No one can dispute the challenges faced by disabled GW faculty members, students and staff every day. Although many of the University’s buildings and facilities are wheelchair-accessible, there is much more that needs to be done to make life better for the disabled.
Reports from disabled students paint a picture of a University that is neither responsive to important needs for building access nor apologetic for its negligence. Students say a Mount Vernon Campus shuttle’s automatic chair lift is regularly out of order and there is not wheelchair access to two of the three floors of the campus’s academic center.
Another student reports that she waited months before she could even get access to the Marvin Center using the new elevator; and the University did not know how to get her out of the Marvin Center during a fire drill. Other disabled students have had better experiences but do not give GW high marks in dealing with them.
Vice President for Public Safety and Emergency Management John Petrie admits the University has no plans for helping disabled people evacuate most buildings on campus during emergencies. Petrie said that the manual he is writing will outline emergency procedures for all students, including disabled ones, and will be available in the fall.

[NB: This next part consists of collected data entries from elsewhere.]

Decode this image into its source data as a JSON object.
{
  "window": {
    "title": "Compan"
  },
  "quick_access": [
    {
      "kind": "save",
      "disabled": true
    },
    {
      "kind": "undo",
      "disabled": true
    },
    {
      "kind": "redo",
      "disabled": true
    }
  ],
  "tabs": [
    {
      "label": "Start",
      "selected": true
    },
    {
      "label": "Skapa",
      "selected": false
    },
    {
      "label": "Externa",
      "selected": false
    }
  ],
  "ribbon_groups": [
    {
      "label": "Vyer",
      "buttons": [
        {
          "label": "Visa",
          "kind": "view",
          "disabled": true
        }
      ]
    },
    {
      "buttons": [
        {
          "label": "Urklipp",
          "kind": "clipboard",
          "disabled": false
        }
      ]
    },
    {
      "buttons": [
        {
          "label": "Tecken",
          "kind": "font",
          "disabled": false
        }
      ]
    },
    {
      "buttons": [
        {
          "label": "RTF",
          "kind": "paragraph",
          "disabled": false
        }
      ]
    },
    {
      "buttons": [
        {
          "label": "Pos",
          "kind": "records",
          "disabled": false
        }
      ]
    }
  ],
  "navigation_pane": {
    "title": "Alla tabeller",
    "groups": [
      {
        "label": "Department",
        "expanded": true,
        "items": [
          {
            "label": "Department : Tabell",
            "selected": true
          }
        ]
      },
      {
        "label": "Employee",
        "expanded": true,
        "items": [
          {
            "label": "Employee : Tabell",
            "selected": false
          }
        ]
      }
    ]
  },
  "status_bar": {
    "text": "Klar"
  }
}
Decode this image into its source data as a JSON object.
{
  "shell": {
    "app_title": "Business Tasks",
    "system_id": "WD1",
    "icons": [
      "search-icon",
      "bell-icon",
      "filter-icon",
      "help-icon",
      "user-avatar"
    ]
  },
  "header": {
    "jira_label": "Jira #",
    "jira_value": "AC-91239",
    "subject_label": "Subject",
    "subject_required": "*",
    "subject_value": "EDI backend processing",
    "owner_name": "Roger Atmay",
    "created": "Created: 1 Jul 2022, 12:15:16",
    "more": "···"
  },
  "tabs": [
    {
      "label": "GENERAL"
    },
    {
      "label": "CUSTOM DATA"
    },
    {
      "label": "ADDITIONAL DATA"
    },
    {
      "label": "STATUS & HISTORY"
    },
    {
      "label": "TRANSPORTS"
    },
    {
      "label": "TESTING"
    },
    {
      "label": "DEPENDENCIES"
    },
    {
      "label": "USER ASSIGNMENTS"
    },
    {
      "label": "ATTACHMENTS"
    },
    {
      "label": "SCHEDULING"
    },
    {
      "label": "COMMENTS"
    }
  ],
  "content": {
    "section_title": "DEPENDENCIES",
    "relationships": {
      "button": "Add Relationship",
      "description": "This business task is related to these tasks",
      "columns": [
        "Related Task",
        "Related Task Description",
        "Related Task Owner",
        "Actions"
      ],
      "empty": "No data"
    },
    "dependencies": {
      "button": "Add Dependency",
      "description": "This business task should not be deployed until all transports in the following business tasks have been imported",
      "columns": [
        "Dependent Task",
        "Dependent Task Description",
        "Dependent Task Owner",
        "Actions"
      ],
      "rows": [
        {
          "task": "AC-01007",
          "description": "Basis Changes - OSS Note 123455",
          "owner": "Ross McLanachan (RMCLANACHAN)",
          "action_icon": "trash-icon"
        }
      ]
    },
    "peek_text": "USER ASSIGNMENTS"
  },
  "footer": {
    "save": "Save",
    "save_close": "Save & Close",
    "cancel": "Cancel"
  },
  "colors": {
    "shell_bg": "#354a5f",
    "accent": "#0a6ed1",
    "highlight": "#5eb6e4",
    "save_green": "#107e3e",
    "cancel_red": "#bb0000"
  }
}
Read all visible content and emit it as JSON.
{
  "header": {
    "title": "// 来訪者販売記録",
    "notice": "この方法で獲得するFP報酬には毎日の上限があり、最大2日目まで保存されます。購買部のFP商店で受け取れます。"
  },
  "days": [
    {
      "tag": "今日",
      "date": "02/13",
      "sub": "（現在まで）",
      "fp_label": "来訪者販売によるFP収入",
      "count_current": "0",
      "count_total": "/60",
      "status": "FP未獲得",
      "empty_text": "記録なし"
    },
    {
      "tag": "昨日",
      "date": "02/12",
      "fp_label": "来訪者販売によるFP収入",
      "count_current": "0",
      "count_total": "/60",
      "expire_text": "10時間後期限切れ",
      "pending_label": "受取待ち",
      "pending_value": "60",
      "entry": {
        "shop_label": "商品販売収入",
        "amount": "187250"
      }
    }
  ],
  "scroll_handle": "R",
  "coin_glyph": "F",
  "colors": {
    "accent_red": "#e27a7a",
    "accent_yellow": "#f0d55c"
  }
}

Because the use of elevators is forbidden during an emergency, people who are paralyzed are unable to get out of some buildings. University officials should be better trained to deal with emergency procedures.
Renovations in the Marvin Center nearing completion are a good first step toward helping disabled students because some of the renovations will make the building more accessible. Although costly, applying similar disabled-friendly efforts elsewhere on campus would further advance these goals. This campus should be accessible to all students.
Getting around campus is a bigger challenge for disabled students and faculty than it should be. To spare students the inconvenience of unreliable transportation in the future, shuttle drivers should test their automatic lifters periodically to ensure they are working properly.
GW is an accessible school. But there are many more steps left to take before all faculty members, students and staff are able to function here as well as any other regardless of their physical condition.